Navicular disease is now reserved for proven clinical heel pain with moderate to severe navicular bone remodelling. It is useful to review the anatomy of all of the associated soft tissue structures in the heel region to better understand “heel pain”, as often there is no clinical or radiographic bone remodelling at the time of diagnosis.
Early recognition of heel pain in the horse is the most critical factor in successful long term management. Often the horse will have a 18-24 month history of intermittent stumbling/ poor performance/behavioural change and reluctance to work, often linked with the end of the shoeing cycle or immediately after shoeing. This has been called the “prenavicular syndrome” and early recognition of symptoms will ensure permanent damage is not done to the navicular bone and associated soft tissue structures. If heel pain is recognised within the first 12 months there is a better chance of preventing chronic changes and improving longevity of performance.

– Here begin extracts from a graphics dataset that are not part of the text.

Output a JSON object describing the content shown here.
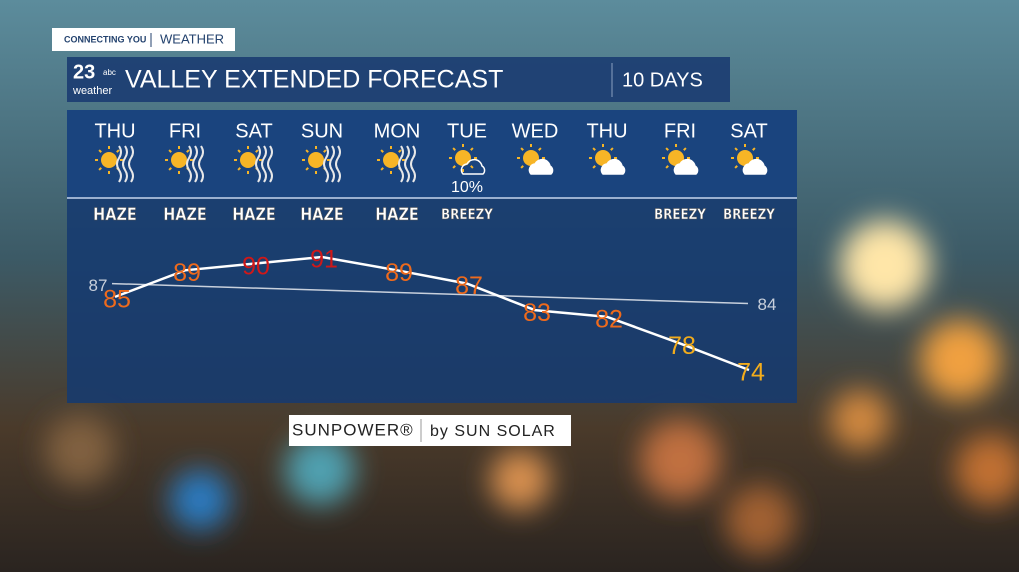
{
  "header": {
    "tag_left": "CONNECTING YOU",
    "tag_right": "WEATHER",
    "logo_number": "23",
    "logo_network": "abc",
    "logo_word": "weather",
    "title": "VALLEY EXTENDED FORECAST",
    "period": "10 DAYS"
  },
  "chart_data": {
    "type": "line",
    "categories": [
      "THU",
      "FRI",
      "SAT",
      "SUN",
      "MON",
      "TUE",
      "WED",
      "THU",
      "FRI",
      "SAT"
    ],
    "conditions": [
      "HAZE",
      "HAZE",
      "HAZE",
      "HAZE",
      "HAZE",
      "BREEZY",
      null,
      null,
      "BREEZY",
      "BREEZY"
    ],
    "precip": [
      null,
      null,
      null,
      null,
      null,
      "10%",
      null,
      null,
      null,
      null
    ],
    "series": [
      {
        "name": "High",
        "color": "#ffffff",
        "values": [
          85,
          89,
          90,
          91,
          89,
          87,
          83,
          82,
          78,
          74
        ],
        "label_colors": [
          "#ee6a1c",
          "#ee6a1c",
          "#d01818",
          "#d01818",
          "#ee6a1c",
          "#ee6a1c",
          "#ee6a1c",
          "#ee6a1c",
          "#f2ac1c",
          "#f2ac1c"
        ]
      }
    ],
    "normal": {
      "color": "#c8d0dc",
      "start": 87,
      "end": 84
    }
  },
  "sponsor": {
    "brand": "SUNPOWER®",
    "by": "by SUN SOLAR"
  }
}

Poor foot conformation and inadequate mechanical support are the most common predisposing cause of heel pain. Broken back foot pastern axis with or without medial-lateral foot balance are the most common presentations. This conformational fault places constant stress on the heel region especially during the long break-over phase in the long toe low heel horse. Upright pasterns and a contracted heel conformation increase the concussive forces on the navicular bone and associated soft tissues. Irregular shoeing intervals and training schedules will also increase the chance of heel pain, as discussed in previous articles for tendon, ligament and joint disease in the performance horse.